Was Avery insane? He knew she had no hope of setting up

a separate household with Alice. He could simply walk in and claim them both, order them back home. She had no legal power and, now she was married, virtually no money either.

Then she realised. He was perfectly sane, perfectly logical. He genuinely thought she would snatch Alice away from him to hurt him. To punish him for Piers, for the things he had said about that letter and for taking her daughter in the first place. He thought she would do something so rash simply to wound him, make him suffer. After all, she had jewels, pin money, so she could, she supposed, vanish and manage for weeks, if not months, before he found her. If she told the child the truth about her parentage she might be able to do it in such a way that Alice would come to regard Avery as some kind of monster, so that when he eventually caught up with them Alice would hate him…

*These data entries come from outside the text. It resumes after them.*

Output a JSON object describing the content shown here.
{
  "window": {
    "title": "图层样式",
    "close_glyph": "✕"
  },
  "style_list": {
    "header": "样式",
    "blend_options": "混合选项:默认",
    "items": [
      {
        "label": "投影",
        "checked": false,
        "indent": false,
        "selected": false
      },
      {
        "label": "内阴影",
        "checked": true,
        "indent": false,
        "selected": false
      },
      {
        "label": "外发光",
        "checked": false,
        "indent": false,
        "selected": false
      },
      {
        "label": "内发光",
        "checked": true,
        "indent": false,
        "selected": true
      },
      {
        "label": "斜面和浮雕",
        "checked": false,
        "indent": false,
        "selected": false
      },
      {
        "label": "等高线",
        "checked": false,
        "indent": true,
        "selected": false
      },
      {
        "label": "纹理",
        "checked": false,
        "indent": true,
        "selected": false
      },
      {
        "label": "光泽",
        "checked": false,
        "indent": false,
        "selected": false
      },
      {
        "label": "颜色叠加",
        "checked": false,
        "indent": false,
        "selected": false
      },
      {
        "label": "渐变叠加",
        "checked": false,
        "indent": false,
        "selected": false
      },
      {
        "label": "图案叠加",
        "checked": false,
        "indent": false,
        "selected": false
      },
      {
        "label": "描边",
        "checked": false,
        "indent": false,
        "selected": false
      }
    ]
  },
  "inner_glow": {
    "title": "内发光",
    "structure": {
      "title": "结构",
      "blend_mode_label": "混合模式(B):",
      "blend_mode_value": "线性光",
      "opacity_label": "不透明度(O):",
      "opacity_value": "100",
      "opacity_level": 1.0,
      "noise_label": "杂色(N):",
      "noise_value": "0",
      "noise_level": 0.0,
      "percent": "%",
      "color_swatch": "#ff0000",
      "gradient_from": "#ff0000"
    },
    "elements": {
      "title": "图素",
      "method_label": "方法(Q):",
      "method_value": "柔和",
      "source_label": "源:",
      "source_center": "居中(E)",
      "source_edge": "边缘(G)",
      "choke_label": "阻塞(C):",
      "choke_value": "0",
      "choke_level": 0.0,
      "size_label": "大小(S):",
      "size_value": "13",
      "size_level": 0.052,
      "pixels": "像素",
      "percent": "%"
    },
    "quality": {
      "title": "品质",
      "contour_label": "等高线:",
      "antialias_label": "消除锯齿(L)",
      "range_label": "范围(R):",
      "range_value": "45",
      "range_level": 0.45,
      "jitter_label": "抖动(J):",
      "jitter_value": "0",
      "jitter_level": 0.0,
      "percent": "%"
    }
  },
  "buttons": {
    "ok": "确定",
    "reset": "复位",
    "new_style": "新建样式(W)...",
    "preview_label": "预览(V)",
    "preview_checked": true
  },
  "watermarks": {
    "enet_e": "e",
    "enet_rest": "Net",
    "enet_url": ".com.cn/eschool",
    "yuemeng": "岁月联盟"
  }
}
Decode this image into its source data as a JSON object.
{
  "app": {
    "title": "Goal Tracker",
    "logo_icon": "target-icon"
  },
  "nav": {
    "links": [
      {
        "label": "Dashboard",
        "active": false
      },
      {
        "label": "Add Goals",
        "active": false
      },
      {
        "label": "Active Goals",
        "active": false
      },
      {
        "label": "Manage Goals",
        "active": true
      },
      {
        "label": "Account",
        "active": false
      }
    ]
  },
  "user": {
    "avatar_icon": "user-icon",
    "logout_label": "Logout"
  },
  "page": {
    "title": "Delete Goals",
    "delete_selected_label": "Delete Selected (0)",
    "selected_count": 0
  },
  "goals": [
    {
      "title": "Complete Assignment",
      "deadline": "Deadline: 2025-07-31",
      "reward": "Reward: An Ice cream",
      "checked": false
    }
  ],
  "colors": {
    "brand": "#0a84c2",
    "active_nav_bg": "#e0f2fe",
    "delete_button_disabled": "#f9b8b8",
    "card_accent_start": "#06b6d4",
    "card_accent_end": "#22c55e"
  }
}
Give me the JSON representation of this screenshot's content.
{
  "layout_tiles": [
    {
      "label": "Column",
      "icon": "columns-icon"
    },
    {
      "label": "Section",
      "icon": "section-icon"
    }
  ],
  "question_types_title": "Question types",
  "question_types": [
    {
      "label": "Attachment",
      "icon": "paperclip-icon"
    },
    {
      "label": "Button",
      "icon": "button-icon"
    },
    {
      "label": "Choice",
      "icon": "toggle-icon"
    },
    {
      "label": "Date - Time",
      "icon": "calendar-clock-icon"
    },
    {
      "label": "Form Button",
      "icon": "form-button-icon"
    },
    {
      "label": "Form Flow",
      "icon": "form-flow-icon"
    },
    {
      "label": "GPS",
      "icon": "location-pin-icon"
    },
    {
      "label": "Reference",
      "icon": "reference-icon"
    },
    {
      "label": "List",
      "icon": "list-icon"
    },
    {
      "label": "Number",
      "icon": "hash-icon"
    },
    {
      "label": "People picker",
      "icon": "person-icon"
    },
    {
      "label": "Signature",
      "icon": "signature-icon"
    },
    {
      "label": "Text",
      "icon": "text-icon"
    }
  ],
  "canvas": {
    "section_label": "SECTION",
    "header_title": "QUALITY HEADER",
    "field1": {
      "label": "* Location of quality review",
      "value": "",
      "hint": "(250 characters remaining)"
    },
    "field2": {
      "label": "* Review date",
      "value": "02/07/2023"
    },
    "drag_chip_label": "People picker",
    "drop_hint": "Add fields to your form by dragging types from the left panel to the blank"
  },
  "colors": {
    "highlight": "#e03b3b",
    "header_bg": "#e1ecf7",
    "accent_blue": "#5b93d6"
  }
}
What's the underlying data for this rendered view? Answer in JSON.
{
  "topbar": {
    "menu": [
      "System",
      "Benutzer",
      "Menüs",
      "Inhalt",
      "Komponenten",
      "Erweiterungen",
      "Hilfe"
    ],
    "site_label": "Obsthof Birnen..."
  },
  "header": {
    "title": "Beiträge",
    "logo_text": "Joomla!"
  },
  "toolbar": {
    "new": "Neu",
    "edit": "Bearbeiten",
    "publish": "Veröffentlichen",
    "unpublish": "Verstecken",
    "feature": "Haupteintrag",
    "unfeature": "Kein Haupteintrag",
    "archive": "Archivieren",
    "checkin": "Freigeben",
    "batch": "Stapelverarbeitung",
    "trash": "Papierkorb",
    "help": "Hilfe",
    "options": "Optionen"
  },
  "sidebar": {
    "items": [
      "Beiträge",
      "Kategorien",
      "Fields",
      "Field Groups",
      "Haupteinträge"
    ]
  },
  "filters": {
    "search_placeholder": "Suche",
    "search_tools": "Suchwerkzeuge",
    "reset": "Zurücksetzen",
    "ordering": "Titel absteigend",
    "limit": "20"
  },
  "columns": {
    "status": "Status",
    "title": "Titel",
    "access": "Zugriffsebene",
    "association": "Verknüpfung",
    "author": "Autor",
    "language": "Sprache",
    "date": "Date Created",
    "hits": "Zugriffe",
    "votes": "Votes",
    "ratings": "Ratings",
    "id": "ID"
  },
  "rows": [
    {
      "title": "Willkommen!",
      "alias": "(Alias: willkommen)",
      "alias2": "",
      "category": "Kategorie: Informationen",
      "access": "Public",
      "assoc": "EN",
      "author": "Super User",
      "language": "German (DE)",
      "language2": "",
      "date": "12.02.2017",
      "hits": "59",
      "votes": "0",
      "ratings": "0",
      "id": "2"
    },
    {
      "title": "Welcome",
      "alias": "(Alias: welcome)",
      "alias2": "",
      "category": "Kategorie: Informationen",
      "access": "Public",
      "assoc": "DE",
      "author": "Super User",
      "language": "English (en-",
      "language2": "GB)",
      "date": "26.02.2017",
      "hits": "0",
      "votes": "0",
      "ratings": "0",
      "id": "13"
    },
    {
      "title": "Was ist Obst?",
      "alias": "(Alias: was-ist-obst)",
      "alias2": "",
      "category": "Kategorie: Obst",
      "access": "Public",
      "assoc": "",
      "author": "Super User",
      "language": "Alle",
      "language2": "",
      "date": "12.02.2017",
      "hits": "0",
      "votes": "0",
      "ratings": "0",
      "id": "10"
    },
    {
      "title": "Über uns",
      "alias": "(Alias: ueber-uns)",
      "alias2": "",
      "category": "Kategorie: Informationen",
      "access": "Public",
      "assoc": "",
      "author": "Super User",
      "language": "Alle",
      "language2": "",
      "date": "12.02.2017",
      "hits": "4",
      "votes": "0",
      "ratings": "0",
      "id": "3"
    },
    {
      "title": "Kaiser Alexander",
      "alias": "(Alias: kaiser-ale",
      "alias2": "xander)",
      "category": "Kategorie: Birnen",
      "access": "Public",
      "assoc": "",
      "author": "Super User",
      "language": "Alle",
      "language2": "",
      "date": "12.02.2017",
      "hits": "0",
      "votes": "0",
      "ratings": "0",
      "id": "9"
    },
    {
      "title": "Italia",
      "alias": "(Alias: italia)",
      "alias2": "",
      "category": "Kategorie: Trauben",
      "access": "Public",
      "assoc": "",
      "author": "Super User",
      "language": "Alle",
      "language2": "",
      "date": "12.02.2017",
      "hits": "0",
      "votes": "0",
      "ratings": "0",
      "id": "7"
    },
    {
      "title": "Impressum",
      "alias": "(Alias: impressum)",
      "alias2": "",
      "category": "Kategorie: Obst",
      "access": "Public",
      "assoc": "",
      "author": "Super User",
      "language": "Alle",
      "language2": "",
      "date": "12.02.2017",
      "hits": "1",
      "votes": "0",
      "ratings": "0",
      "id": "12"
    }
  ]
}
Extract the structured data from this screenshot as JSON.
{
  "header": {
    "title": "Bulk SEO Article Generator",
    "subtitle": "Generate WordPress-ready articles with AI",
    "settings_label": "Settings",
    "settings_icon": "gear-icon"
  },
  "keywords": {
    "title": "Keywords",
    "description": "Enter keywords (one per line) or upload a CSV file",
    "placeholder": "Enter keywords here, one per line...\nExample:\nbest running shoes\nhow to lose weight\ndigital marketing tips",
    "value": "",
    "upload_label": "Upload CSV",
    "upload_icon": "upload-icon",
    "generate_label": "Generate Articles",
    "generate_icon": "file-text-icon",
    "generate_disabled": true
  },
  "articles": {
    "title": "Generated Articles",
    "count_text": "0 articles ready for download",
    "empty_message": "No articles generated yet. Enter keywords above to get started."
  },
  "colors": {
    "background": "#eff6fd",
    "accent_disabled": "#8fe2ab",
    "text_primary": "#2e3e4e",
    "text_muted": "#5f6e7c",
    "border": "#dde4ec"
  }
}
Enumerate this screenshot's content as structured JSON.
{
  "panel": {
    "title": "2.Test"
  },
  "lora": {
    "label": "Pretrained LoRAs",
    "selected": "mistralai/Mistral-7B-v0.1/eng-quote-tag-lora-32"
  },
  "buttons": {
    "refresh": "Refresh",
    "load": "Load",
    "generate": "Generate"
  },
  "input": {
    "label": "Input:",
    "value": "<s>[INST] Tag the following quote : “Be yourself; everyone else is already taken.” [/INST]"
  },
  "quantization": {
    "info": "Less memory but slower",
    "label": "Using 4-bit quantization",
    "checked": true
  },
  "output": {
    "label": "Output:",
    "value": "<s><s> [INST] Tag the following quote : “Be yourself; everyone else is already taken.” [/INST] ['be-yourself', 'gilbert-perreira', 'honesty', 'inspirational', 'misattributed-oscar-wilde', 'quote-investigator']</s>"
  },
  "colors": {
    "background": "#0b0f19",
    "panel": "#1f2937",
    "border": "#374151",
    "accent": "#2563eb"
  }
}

‘Mama, are you all right?’ Alice bounced across to sit beside her. ‘You look frightened.’

‘Do I?’ Laura conjured a smile from somewhere. ‘Not at all. I was just…thinking.’

Pretending to be Caroline Jordan had been a dreadful mistake. But there was no going back from it, even if it proved fatal to her marriage. Avery condemned her for entrapping him, lying to him and she could not find it in her to blame him. Somehow she had to convince him that he could trust her and hope he might come to understand why she had done what she had. Would he ever forgive her? She had no idea, but she had to try, she loved him too much not to.